Все эти оттенки во мнениях обнаружатся позднее. Пока что они не затемняют первого суждения о «Мертвых душах»:

– Набор карикатур и гротесков!

Прошло всего два года с тех пор, как журналы уже кричали об этом хором, едва сделав первое знакомство с Григорием Александровичем Печориным. Разумеется, господа журнальные пауки многому за это время научились. Они преуспели и в высоком стиле и в доносах. Силы охранительной критики умножились. Потоки брани, вздора, вдохновенной лжи, игра на крапленых картах свидетельствовали о том, что в критику пришел наконец многосторонний господин Ноздрев. Недаром писал о нем Гоголь: «Он везде между нами и, может быть, только ходит в другом кафтане».

Силы охранителей основ умножились, но, с другой стороны, и оскудели. Два года назад, едва появился роман Лермонтова, сам император, став первым критиком этого романа, высказал основополагающую мысль. Применительно к Печорину Николай Павлович писал о малопривлекательных личностях, «которые, если бы они и существовали, должны быть оставлены в стороне, чтобы не возбуждать досады».

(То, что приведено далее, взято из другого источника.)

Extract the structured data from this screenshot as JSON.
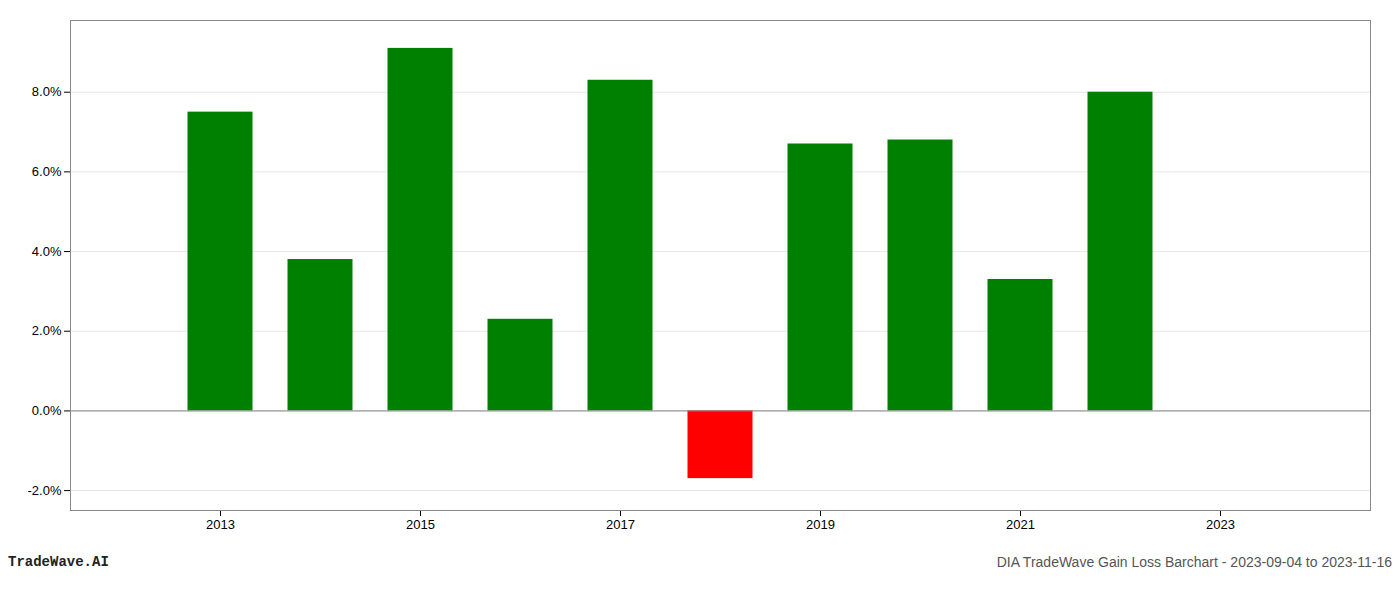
{
  "chart_data": {
    "type": "bar",
    "x": [
      2013,
      2014,
      2015,
      2016,
      2017,
      2018,
      2019,
      2020,
      2021,
      2022
    ],
    "values": [
      0.075,
      0.038,
      0.091,
      0.023,
      0.083,
      -0.017,
      0.067,
      0.068,
      0.033,
      0.08
    ],
    "colors": [
      "#008000",
      "#008000",
      "#008000",
      "#008000",
      "#008000",
      "#ff0000",
      "#008000",
      "#008000",
      "#008000",
      "#008000"
    ],
    "xlim": [
      2011.5,
      2024.5
    ],
    "xticks": [
      2013,
      2015,
      2017,
      2019,
      2021,
      2023
    ],
    "ylim": [
      -0.025,
      0.098
    ],
    "yticks": [
      {
        "value": -0.02,
        "label": "-2.0%"
      },
      {
        "value": 0.0,
        "label": "0.0%"
      },
      {
        "value": 0.02,
        "label": "2.0%"
      },
      {
        "value": 0.04,
        "label": "4.0%"
      },
      {
        "value": 0.06,
        "label": "6.0%"
      },
      {
        "value": 0.08,
        "label": "8.0%"
      }
    ],
    "grid": true,
    "annotations": [
      "TradeWave.AI",
      "DIA TradeWave Gain Loss Barchart - 2023-09-04 to 2023-11-16"
    ]
  }
}
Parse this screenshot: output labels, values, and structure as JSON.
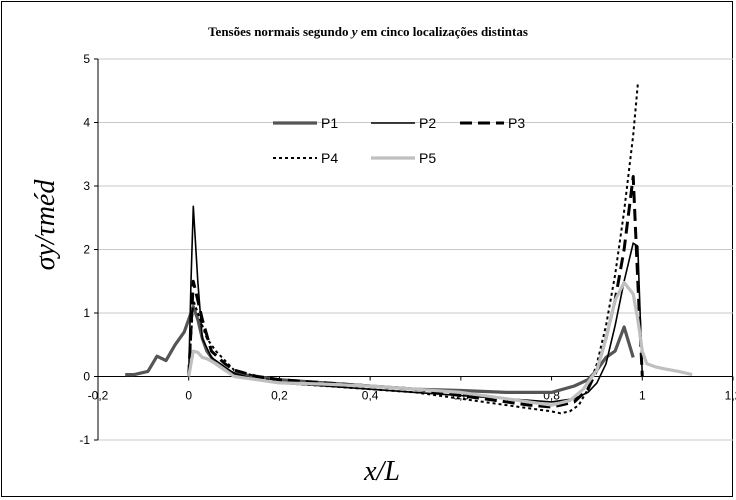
{
  "chart_data": {
    "type": "line",
    "title_parts": [
      "Tensões normais segundo ",
      "y",
      "  em cinco localizações distintas"
    ],
    "xlabel": "x/L",
    "ylabel": "σy/τméd",
    "xlim": [
      -0.2,
      1.2
    ],
    "ylim": [
      -1,
      5
    ],
    "x_ticks": [
      -0.2,
      0,
      0.2,
      0.4,
      0.6,
      0.8,
      1,
      1.2
    ],
    "x_tick_labels": [
      "-0,2",
      "0",
      "0,2",
      "0,4",
      "0,6",
      "0,8",
      "1",
      "1,2"
    ],
    "y_ticks": [
      -1,
      0,
      1,
      2,
      3,
      4,
      5
    ],
    "y_tick_labels": [
      "-1",
      "0",
      "1",
      "2",
      "3",
      "4",
      "5"
    ],
    "grid": "horizontal",
    "legend_position": "top-center",
    "series": [
      {
        "name": "P1",
        "color": "#555555",
        "style": "solid-thick",
        "x": [
          -0.14,
          -0.12,
          -0.09,
          -0.07,
          -0.05,
          -0.03,
          -0.01,
          0.0,
          0.01,
          0.02,
          0.03,
          0.04,
          0.06,
          0.08,
          0.1,
          0.15,
          0.2,
          0.3,
          0.4,
          0.5,
          0.6,
          0.7,
          0.8,
          0.85,
          0.88,
          0.9,
          0.92,
          0.94,
          0.96,
          0.98
        ],
        "y": [
          0.03,
          0.03,
          0.08,
          0.32,
          0.25,
          0.5,
          0.7,
          0.9,
          1.1,
          0.9,
          0.6,
          0.4,
          0.2,
          0.1,
          0.05,
          0.0,
          -0.05,
          -0.1,
          -0.15,
          -0.2,
          -0.22,
          -0.25,
          -0.25,
          -0.15,
          -0.05,
          0.1,
          0.3,
          0.4,
          0.78,
          0.3
        ]
      },
      {
        "name": "P2",
        "color": "#000000",
        "style": "solid-thin",
        "x": [
          0.0,
          0.005,
          0.01,
          0.02,
          0.03,
          0.05,
          0.08,
          0.1,
          0.15,
          0.2,
          0.3,
          0.4,
          0.5,
          0.6,
          0.7,
          0.8,
          0.85,
          0.88,
          0.9,
          0.92,
          0.94,
          0.96,
          0.98,
          0.99,
          1.0
        ],
        "y": [
          0.0,
          1.5,
          2.68,
          1.5,
          0.6,
          0.3,
          0.15,
          0.05,
          -0.05,
          -0.1,
          -0.15,
          -0.2,
          -0.25,
          -0.3,
          -0.35,
          -0.4,
          -0.35,
          -0.25,
          -0.1,
          0.2,
          0.8,
          1.5,
          2.1,
          2.05,
          0.0
        ]
      },
      {
        "name": "P3",
        "color": "#000000",
        "style": "dash-thick",
        "x": [
          0.0,
          0.01,
          0.02,
          0.03,
          0.05,
          0.08,
          0.1,
          0.15,
          0.2,
          0.3,
          0.4,
          0.5,
          0.6,
          0.7,
          0.75,
          0.8,
          0.82,
          0.85,
          0.88,
          0.9,
          0.92,
          0.94,
          0.96,
          0.98,
          0.99,
          1.0
        ],
        "y": [
          0.0,
          1.5,
          1.2,
          0.9,
          0.4,
          0.2,
          0.1,
          0.0,
          -0.05,
          -0.1,
          -0.15,
          -0.2,
          -0.3,
          -0.4,
          -0.45,
          -0.48,
          -0.45,
          -0.4,
          -0.2,
          0.1,
          0.6,
          1.2,
          2.0,
          3.15,
          1.5,
          0.0
        ]
      },
      {
        "name": "P4",
        "color": "#000000",
        "style": "dot",
        "x": [
          0.0,
          0.01,
          0.02,
          0.04,
          0.06,
          0.08,
          0.1,
          0.15,
          0.2,
          0.3,
          0.4,
          0.5,
          0.6,
          0.7,
          0.75,
          0.8,
          0.82,
          0.84,
          0.86,
          0.88,
          0.9,
          0.92,
          0.94,
          0.96,
          0.98,
          0.99
        ],
        "y": [
          0.0,
          1.2,
          1.0,
          0.6,
          0.4,
          0.25,
          0.1,
          0.0,
          -0.1,
          -0.15,
          -0.2,
          -0.25,
          -0.35,
          -0.45,
          -0.5,
          -0.55,
          -0.58,
          -0.55,
          -0.45,
          -0.2,
          0.2,
          0.8,
          1.6,
          2.6,
          3.8,
          4.6
        ]
      },
      {
        "name": "P5",
        "color": "#bfbfbf",
        "style": "solid-thick",
        "x": [
          0.0,
          0.01,
          0.02,
          0.03,
          0.04,
          0.06,
          0.08,
          0.1,
          0.15,
          0.2,
          0.3,
          0.4,
          0.5,
          0.6,
          0.7,
          0.8,
          0.84,
          0.87,
          0.9,
          0.92,
          0.94,
          0.96,
          0.98,
          0.99,
          1.0,
          1.01,
          1.03,
          1.05,
          1.08,
          1.11
        ],
        "y": [
          0.0,
          0.4,
          0.38,
          0.3,
          0.28,
          0.2,
          0.1,
          0.0,
          -0.05,
          -0.1,
          -0.12,
          -0.15,
          -0.2,
          -0.25,
          -0.35,
          -0.45,
          -0.38,
          -0.2,
          0.1,
          0.6,
          1.2,
          1.48,
          1.3,
          0.9,
          0.4,
          0.2,
          0.15,
          0.12,
          0.08,
          0.03
        ]
      }
    ]
  }
}
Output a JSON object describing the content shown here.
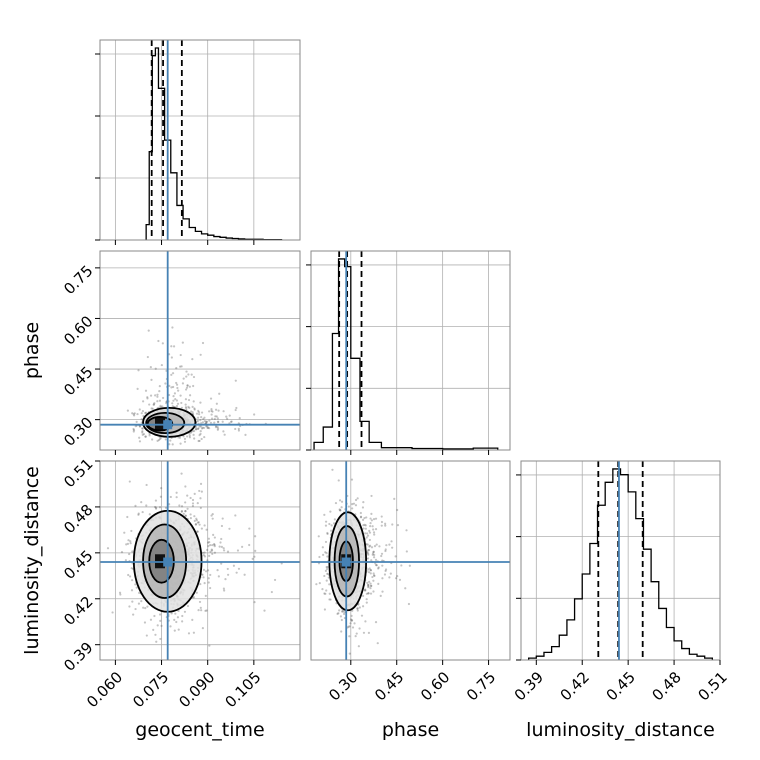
{
  "chart_data": {
    "type": "corner",
    "parameters": [
      "geocent_time",
      "phase",
      "luminosity_distance"
    ],
    "truth": {
      "geocent_time": 0.077,
      "phase": 0.285,
      "luminosity_distance": 0.444
    },
    "truth_color": "#4682b4",
    "panels": [
      {
        "id": "hist-geocent_time",
        "type": "histogram",
        "x": "geocent_time",
        "xlim": [
          0.055,
          0.12
        ],
        "xticks": [
          "0.060",
          "0.075",
          "0.090",
          "0.105"
        ],
        "quantiles": [
          0.0718,
          0.0755,
          0.0816
        ],
        "bins": [
          [
            0.07,
            0.071,
            0.08
          ],
          [
            0.071,
            0.072,
            0.46
          ],
          [
            0.072,
            0.073,
            0.96
          ],
          [
            0.073,
            0.074,
            1.0
          ],
          [
            0.074,
            0.076,
            0.79
          ],
          [
            0.076,
            0.078,
            0.52
          ],
          [
            0.078,
            0.08,
            0.35
          ],
          [
            0.08,
            0.082,
            0.18
          ],
          [
            0.082,
            0.084,
            0.11
          ],
          [
            0.084,
            0.086,
            0.065
          ],
          [
            0.086,
            0.088,
            0.045
          ],
          [
            0.088,
            0.09,
            0.032
          ],
          [
            0.09,
            0.092,
            0.025
          ],
          [
            0.092,
            0.094,
            0.018
          ],
          [
            0.094,
            0.096,
            0.014
          ],
          [
            0.096,
            0.098,
            0.01
          ],
          [
            0.098,
            0.1,
            0.008
          ],
          [
            0.1,
            0.102,
            0.006
          ],
          [
            0.102,
            0.108,
            0.004
          ],
          [
            0.108,
            0.114,
            0.002
          ]
        ]
      },
      {
        "id": "hist-phase",
        "type": "histogram",
        "x": "phase",
        "xlim": [
          0.17,
          0.82
        ],
        "xticks": [
          "0.30",
          "0.45",
          "0.60",
          "0.75"
        ],
        "quantiles": [
          0.262,
          0.288,
          0.335
        ],
        "bins": [
          [
            0.18,
            0.21,
            0.04
          ],
          [
            0.21,
            0.24,
            0.12
          ],
          [
            0.24,
            0.26,
            0.61
          ],
          [
            0.26,
            0.28,
            1.0
          ],
          [
            0.28,
            0.3,
            0.96
          ],
          [
            0.3,
            0.33,
            0.48
          ],
          [
            0.33,
            0.36,
            0.15
          ],
          [
            0.36,
            0.4,
            0.04
          ],
          [
            0.4,
            0.5,
            0.012
          ],
          [
            0.5,
            0.6,
            0.008
          ],
          [
            0.6,
            0.7,
            0.006
          ],
          [
            0.7,
            0.78,
            0.01
          ]
        ]
      },
      {
        "id": "hist-luminosity_distance",
        "type": "histogram",
        "x": "luminosity_distance",
        "xlim": [
          0.38,
          0.51
        ],
        "xticks": [
          "0.39",
          "0.42",
          "0.45",
          "0.48",
          "0.51"
        ],
        "quantiles": [
          0.4305,
          0.4435,
          0.4595
        ],
        "bins": [
          [
            0.385,
            0.39,
            0.01
          ],
          [
            0.39,
            0.395,
            0.02
          ],
          [
            0.395,
            0.4,
            0.04
          ],
          [
            0.4,
            0.405,
            0.07
          ],
          [
            0.405,
            0.41,
            0.13
          ],
          [
            0.41,
            0.415,
            0.21
          ],
          [
            0.415,
            0.42,
            0.32
          ],
          [
            0.42,
            0.425,
            0.45
          ],
          [
            0.425,
            0.43,
            0.61
          ],
          [
            0.43,
            0.435,
            0.81
          ],
          [
            0.435,
            0.44,
            0.93
          ],
          [
            0.44,
            0.445,
            1.0
          ],
          [
            0.445,
            0.45,
            0.97
          ],
          [
            0.45,
            0.455,
            0.88
          ],
          [
            0.455,
            0.46,
            0.74
          ],
          [
            0.46,
            0.465,
            0.58
          ],
          [
            0.465,
            0.47,
            0.41
          ],
          [
            0.47,
            0.475,
            0.27
          ],
          [
            0.475,
            0.48,
            0.17
          ],
          [
            0.48,
            0.485,
            0.1
          ],
          [
            0.485,
            0.49,
            0.06
          ],
          [
            0.49,
            0.495,
            0.03
          ],
          [
            0.495,
            0.5,
            0.02
          ],
          [
            0.5,
            0.505,
            0.01
          ]
        ]
      },
      {
        "id": "scatter-geocent_time-phase",
        "type": "scatter-contour",
        "x": "geocent_time",
        "y": "phase",
        "xlim": [
          0.055,
          0.12
        ],
        "ylim": [
          0.21,
          0.8
        ],
        "yticks": [
          "0.30",
          "0.45",
          "0.60",
          "0.75"
        ],
        "ylabel": "phase",
        "density_center": [
          0.0745,
          0.287
        ],
        "contours": [
          {
            "c": [
              0.0775,
              0.292
            ],
            "r": [
              0.0085,
              0.043
            ]
          },
          {
            "c": [
              0.0762,
              0.29
            ],
            "r": [
              0.0062,
              0.03
            ]
          },
          {
            "c": [
              0.0745,
              0.288
            ],
            "r": [
              0.004,
              0.02
            ]
          }
        ]
      },
      {
        "id": "scatter-geocent_time-luminosity_distance",
        "type": "scatter-contour",
        "x": "geocent_time",
        "y": "luminosity_distance",
        "xlim": [
          0.055,
          0.12
        ],
        "ylim": [
          0.38,
          0.51
        ],
        "xticks": [
          "0.060",
          "0.075",
          "0.090",
          "0.105"
        ],
        "xlabel": "geocent_time",
        "yticks": [
          "0.39",
          "0.42",
          "0.45",
          "0.48",
          "0.51"
        ],
        "ylabel": "luminosity_distance",
        "density_center": [
          0.0745,
          0.4445
        ],
        "contours": [
          {
            "c": [
              0.077,
              0.4445
            ],
            "r": [
              0.011,
              0.033
            ]
          },
          {
            "c": [
              0.076,
              0.4445
            ],
            "r": [
              0.007,
              0.024
            ]
          },
          {
            "c": [
              0.075,
              0.4445
            ],
            "r": [
              0.004,
              0.014
            ]
          }
        ]
      },
      {
        "id": "scatter-phase-luminosity_distance",
        "type": "scatter-contour",
        "x": "phase",
        "y": "luminosity_distance",
        "xlim": [
          0.17,
          0.82
        ],
        "ylim": [
          0.38,
          0.51
        ],
        "xticks": [
          "0.30",
          "0.45",
          "0.60",
          "0.75"
        ],
        "xlabel": "phase",
        "density_center": [
          0.285,
          0.4445
        ],
        "contours": [
          {
            "c": [
              0.29,
              0.4445
            ],
            "r": [
              0.06,
              0.032
            ]
          },
          {
            "c": [
              0.287,
              0.4445
            ],
            "r": [
              0.04,
              0.023
            ]
          },
          {
            "c": [
              0.285,
              0.4445
            ],
            "r": [
              0.022,
              0.013
            ]
          }
        ]
      }
    ],
    "bottom_labels": {
      "geocent_time": "geocent_time",
      "phase": "phase",
      "luminosity_distance": "luminosity_distance"
    },
    "grid": true
  }
}
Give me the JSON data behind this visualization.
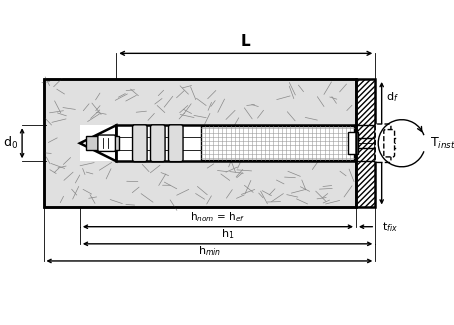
{
  "fig_width": 4.54,
  "fig_height": 3.25,
  "dpi": 100,
  "bg_color": "#ffffff",
  "line_color": "#000000",
  "concrete_bg": "#e0e0e0",
  "labels": {
    "L": "L",
    "df": "d$_f$",
    "d0": "d$_0$",
    "Tinst": "T$_{inst}$",
    "hnom": "h$_{nom}$ = h$_{ef}$",
    "h1": "h$_1$",
    "hmin": "h$_{min}$",
    "tfix": "t$_{fix}$"
  },
  "font_size": 8,
  "lw": 1.0,
  "lw_thin": 0.6,
  "lw_thick": 1.8,
  "xlim": [
    0,
    10
  ],
  "ylim": [
    0,
    7.2
  ]
}
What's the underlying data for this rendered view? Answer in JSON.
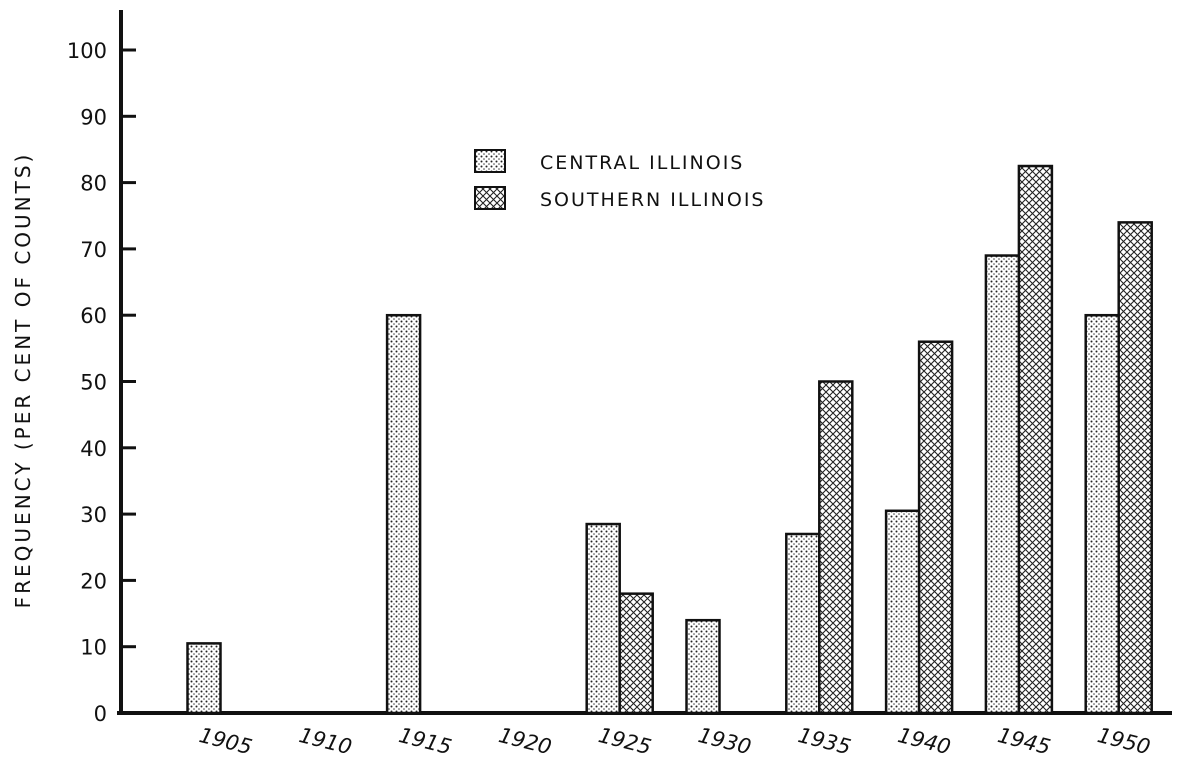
{
  "chart_data": {
    "type": "bar",
    "ylabel": "FREQUENCY (PER CENT OF COUNTS)",
    "xlabel": "",
    "title": "",
    "ylim": [
      0,
      100
    ],
    "yticks": [
      0,
      10,
      20,
      30,
      40,
      50,
      60,
      70,
      80,
      90,
      100
    ],
    "categories": [
      "1905",
      "1910",
      "1915",
      "1920",
      "1925",
      "1930",
      "1935",
      "1940",
      "1945",
      "1950"
    ],
    "series": [
      {
        "name": "CENTRAL ILLINOIS",
        "pattern": "dots",
        "values": [
          10.5,
          null,
          60,
          null,
          28.5,
          14,
          27,
          30.5,
          69,
          60
        ]
      },
      {
        "name": "SOUTHERN ILLINOIS",
        "pattern": "crosshatch",
        "values": [
          null,
          null,
          null,
          null,
          18,
          null,
          50,
          56,
          82.5,
          74
        ]
      }
    ],
    "legend_position": "top-center",
    "grid": false,
    "colors": {
      "ink": "#111111",
      "background": "#ffffff"
    }
  }
}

Но не вняла монаршей воле русская словесность. Уж вовсе ничего привлекательного нет, например, в Павле Ивановиче Чичикове, которого сам автор назвал подлецом. Но безнаказанно разъезжает в своей бричке герой, наполняя русские просторы звоном дорожных колокольчиков.

А прочие-то господа существовали? Это к их доброй воле взывал, оказывается, в Государственном Совете монарх! Выходит, чуть ли не с Чичиковым состязался он в увещевании дубинноголовых Коробочек! Или, может быть, в имении Плюшкина обретут счастье обязанные крестьяне? Или осуществит новый порядок тот самый губернатор, который так искусно вышивает по тюлю? Или будет печься о законе прокурор, у которого на поверку всего только и было, что густые брови? Или утешит взгляд венценосца будочник, который, поймав у себя на воротнике какого-то зверя, за отсутствием других происшествий, казнит его у себя на ногте?

Может быть, по счастью, еще не попалась на грозные очи монарха поэма, набитая, как кузов грибами, непривлекательными личностями и словно нарочно созданная для того, чтобы возбуждать досаду.

Императору было не до чтения ничтожной поэмы. Он был занят важнейшим делом. Из всех докладчиков охотнее выслушивал он графа Бенкендорфа.

По мере того как указ об обязанных крестьянах продвигался из одной губернии в другую, мужики разгадывали мнимое освобождение, которое посулили им мертвые души. Волнения случались в Московской, Тверской, Новгородской, Смоленской, Нижегородской, Пензенской, Черниговской, Полтавской губерниях…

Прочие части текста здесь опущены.